另,晋州城中那些当初从昌遥等盐场贪墨的官盐,一律不许轻举妄动。

我会派属官将其记录在册,过些时日将是盐贩来此运盐之时,这个关头还要尚将军操劳,不可出现差错。”

尚毅一听这话,高兴的眉开眼笑,他干脆的应了一声是,便风风火火的冲了出去。

徐瑾瑜随后让他退下,晋州虽平,可其还需善后。

尤其是那批盐,常州百姓苦盐已久,这批盐可解燃眉之急,但却不能随意售卖,否则原本便被哄抬而起的盐价只怕会跌入谷底。

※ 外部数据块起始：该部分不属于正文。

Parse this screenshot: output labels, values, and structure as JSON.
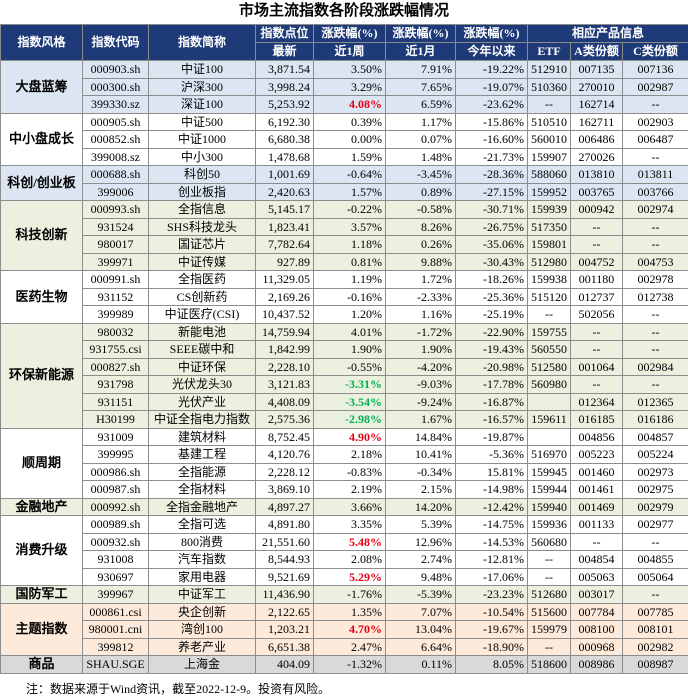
{
  "title": "市场主流指数各阶段涨跌幅情况",
  "header": {
    "style": "指数风格",
    "code": "指数代码",
    "name": "指数简称",
    "level": [
      "指数点位",
      "最新"
    ],
    "change": "涨跌幅(%)",
    "periods": [
      "近1周",
      "近1月",
      "今年以来"
    ],
    "products": "相应产品信息",
    "product_cols": [
      "ETF",
      "A类份额",
      "C类份额"
    ]
  },
  "table": {
    "groups": [
      {
        "name": "大盘蓝筹",
        "rows": [
          {
            "cells": [
              "000903.sh",
              "中证100",
              "3,871.54",
              "3.50%",
              "7.91%",
              "-19.22%",
              "512910",
              "007135",
              "007136"
            ]
          },
          {
            "cells": [
              "000300.sh",
              "沪深300",
              "3,998.24",
              "3.29%",
              "7.65%",
              "-19.07%",
              "510360",
              "270010",
              "002987"
            ]
          },
          {
            "cells": [
              "399330.sz",
              "深证100",
              "5,253.92",
              "4.08%",
              "6.59%",
              "-23.62%",
              "--",
              "162714",
              "--"
            ],
            "week_color": "#e60012"
          }
        ]
      },
      {
        "name": "中小盘成长",
        "rows": [
          {
            "cells": [
              "000905.sh",
              "中证500",
              "6,192.30",
              "0.39%",
              "1.17%",
              "-15.86%",
              "510510",
              "162711",
              "002903"
            ]
          },
          {
            "cells": [
              "000852.sh",
              "中证1000",
              "6,680.38",
              "0.00%",
              "0.07%",
              "-16.60%",
              "560010",
              "006486",
              "006487"
            ]
          },
          {
            "cells": [
              "399008.sz",
              "中小300",
              "1,478.68",
              "1.59%",
              "1.48%",
              "-21.73%",
              "159907",
              "270026",
              "--"
            ]
          }
        ]
      },
      {
        "name": "科创/创业板",
        "rows": [
          {
            "cells": [
              "000688.sh",
              "科创50",
              "1,001.69",
              "-0.64%",
              "-3.45%",
              "-28.36%",
              "588060",
              "013810",
              "013811"
            ]
          },
          {
            "cells": [
              "399006",
              "创业板指",
              "2,420.63",
              "1.57%",
              "0.89%",
              "-27.15%",
              "159952",
              "003765",
              "003766"
            ]
          }
        ]
      },
      {
        "name": "科技创新",
        "rows": [
          {
            "cells": [
              "000993.sh",
              "全指信息",
              "5,145.17",
              "-0.22%",
              "-0.58%",
              "-30.71%",
              "159939",
              "000942",
              "002974"
            ]
          },
          {
            "cells": [
              "931524",
              "SHS科技龙头",
              "1,823.41",
              "3.57%",
              "8.26%",
              "-26.75%",
              "517350",
              "--",
              "--"
            ]
          },
          {
            "cells": [
              "980017",
              "国证芯片",
              "7,782.64",
              "1.18%",
              "0.26%",
              "-35.06%",
              "159801",
              "--",
              "--"
            ]
          },
          {
            "cells": [
              "399971",
              "中证传媒",
              "927.89",
              "0.81%",
              "9.88%",
              "-30.43%",
              "512980",
              "004752",
              "004753"
            ]
          }
        ]
      },
      {
        "name": "医药生物",
        "rows": [
          {
            "cells": [
              "000991.sh",
              "全指医药",
              "11,329.05",
              "1.19%",
              "1.72%",
              "-18.26%",
              "159938",
              "001180",
              "002978"
            ]
          },
          {
            "cells": [
              "931152",
              "CS创新药",
              "2,169.26",
              "-0.16%",
              "-2.33%",
              "-25.36%",
              "515120",
              "012737",
              "012738"
            ]
          },
          {
            "cells": [
              "399989",
              "中证医疗(CSI)",
              "10,437.52",
              "1.20%",
              "1.16%",
              "-25.19%",
              "--",
              "502056",
              "--"
            ]
          }
        ]
      },
      {
        "name": "环保新能源",
        "rows": [
          {
            "cells": [
              "980032",
              "新能电池",
              "14,759.94",
              "4.01%",
              "-1.72%",
              "-22.90%",
              "159755",
              "--",
              "--"
            ]
          },
          {
            "cells": [
              "931755.csi",
              "SEEE碳中和",
              "1,842.99",
              "1.90%",
              "1.90%",
              "-19.43%",
              "560550",
              "--",
              "--"
            ]
          },
          {
            "cells": [
              "000827.sh",
              "中证环保",
              "2,228.10",
              "-0.55%",
              "-4.20%",
              "-20.98%",
              "512580",
              "001064",
              "002984"
            ]
          },
          {
            "cells": [
              "931798",
              "光伏龙头30",
              "3,121.83",
              "-3.31%",
              "-9.03%",
              "-17.78%",
              "560980",
              "--",
              "--"
            ],
            "week_color": "#00b050"
          },
          {
            "cells": [
              "931151",
              "光伏产业",
              "4,408.09",
              "-3.54%",
              "-9.24%",
              "-16.87%",
              null,
              "012364",
              "012365"
            ],
            "week_color": "#00b050"
          },
          {
            "cells": [
              "H30199",
              "中证全指电力指数",
              "2,575.36",
              "-2.98%",
              "1.67%",
              "-16.57%",
              "159611",
              "016185",
              "016186"
            ],
            "week_color": "#00b050"
          }
        ]
      },
      {
        "name": "顺周期",
        "rows": [
          {
            "cells": [
              "931009",
              "建筑材料",
              "8,752.45",
              "4.90%",
              "14.84%",
              "-19.87%",
              null,
              "004856",
              "004857"
            ],
            "week_color": "#e60012"
          },
          {
            "cells": [
              "399995",
              "基建工程",
              "4,120.76",
              "2.18%",
              "10.41%",
              "-5.36%",
              "516970",
              "005223",
              "005224"
            ]
          },
          {
            "cells": [
              "000986.sh",
              "全指能源",
              "2,228.12",
              "-0.83%",
              "-0.34%",
              "15.81%",
              "159945",
              "001460",
              "002973"
            ]
          },
          {
            "cells": [
              "000987.sh",
              "全指材料",
              "3,869.10",
              "2.19%",
              "2.15%",
              "-14.98%",
              "159944",
              "001461",
              "002975"
            ]
          }
        ]
      },
      {
        "name": "金融地产",
        "rows": [
          {
            "cells": [
              "000992.sh",
              "全指金融地产",
              "4,897.27",
              "3.66%",
              "14.20%",
              "-12.42%",
              "159940",
              "001469",
              "002979"
            ]
          }
        ]
      },
      {
        "name": "消费升级",
        "rows": [
          {
            "cells": [
              "000989.sh",
              "全指可选",
              "4,891.80",
              "3.35%",
              "5.39%",
              "-14.75%",
              "159936",
              "001133",
              "002977"
            ]
          },
          {
            "cells": [
              "000932.sh",
              "800消费",
              "21,551.60",
              "5.48%",
              "12.96%",
              "-14.53%",
              "560680",
              "--",
              "--"
            ],
            "week_color": "#e60012"
          },
          {
            "cells": [
              "931008",
              "汽车指数",
              "8,544.93",
              "2.08%",
              "2.74%",
              "-12.81%",
              "--",
              "004854",
              "004855"
            ]
          },
          {
            "cells": [
              "930697",
              "家用电器",
              "9,521.69",
              "5.29%",
              "9.48%",
              "-17.06%",
              "--",
              "005063",
              "005064"
            ],
            "week_color": "#e60012"
          }
        ]
      },
      {
        "name": "国防军工",
        "rows": [
          {
            "cells": [
              "399967",
              "中证军工",
              "11,436.90",
              "-1.76%",
              "-5.39%",
              "-23.23%",
              "512680",
              "003017",
              "--"
            ]
          }
        ]
      },
      {
        "name": "主题指数",
        "rows": [
          {
            "cells": [
              "000861.csi",
              "央企创新",
              "2,122.65",
              "1.35%",
              "7.07%",
              "-10.54%",
              "515600",
              "007784",
              "007785"
            ]
          },
          {
            "cells": [
              "980001.cni",
              "湾创100",
              "1,203.21",
              "4.70%",
              "13.04%",
              "-19.67%",
              "159979",
              "008100",
              "008101"
            ],
            "week_color": "#e60012"
          },
          {
            "cells": [
              "399812",
              "养老产业",
              "6,651.38",
              "2.47%",
              "6.64%",
              "-18.90%",
              "--",
              "000968",
              "002982"
            ]
          }
        ]
      },
      {
        "name": "商品",
        "rows": [
          {
            "cells": [
              "SHAU.SGE",
              "上海金",
              "404.09",
              "-1.32%",
              "0.11%",
              "8.05%",
              "518600",
              "008986",
              "008987"
            ]
          }
        ]
      }
    ]
  },
  "footnote": "注：数据来源于Wind资讯，截至2022-12-9。投资有风险。"
}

可盐政乃是国之根本,不可轻乎,此事也需要徐瑾瑜彻底筹谋妥当才能离开。

然而,突入起来的一封密信让徐瑾瑜不由变了面色。

彼时,赵庆阳正察觉徐瑾瑜近日心情有异,不惜牺牲自己那张浓眉大眼的俊脸和徐瑾瑜玩下棋贴纸条的游戏。

可谁成想,徐瑾瑜看了过信后,原本闲闲捻在指尖的棋子直接砸在了棋盘之上。

这可是下棋大忌!

可还不待赵庆阳说什么,徐瑾瑜便直接站了起来:

“庆阳兄,即刻整队回京!京中,出事了!”

徐瑾瑜还从未有过这样焦急的面色,赵庆阳连忙一边起身,一边道:

“瑜弟,发生什么事儿了?”

徐瑾瑜顿了一下,有些艰难道:

“京中,大疫。”

赵庆阳一听,只觉得一阵晕眩,随后几乎同手同脚的走了出去,而徐瑾瑜在经过一瞬的紧张之后,却突然安定了下来。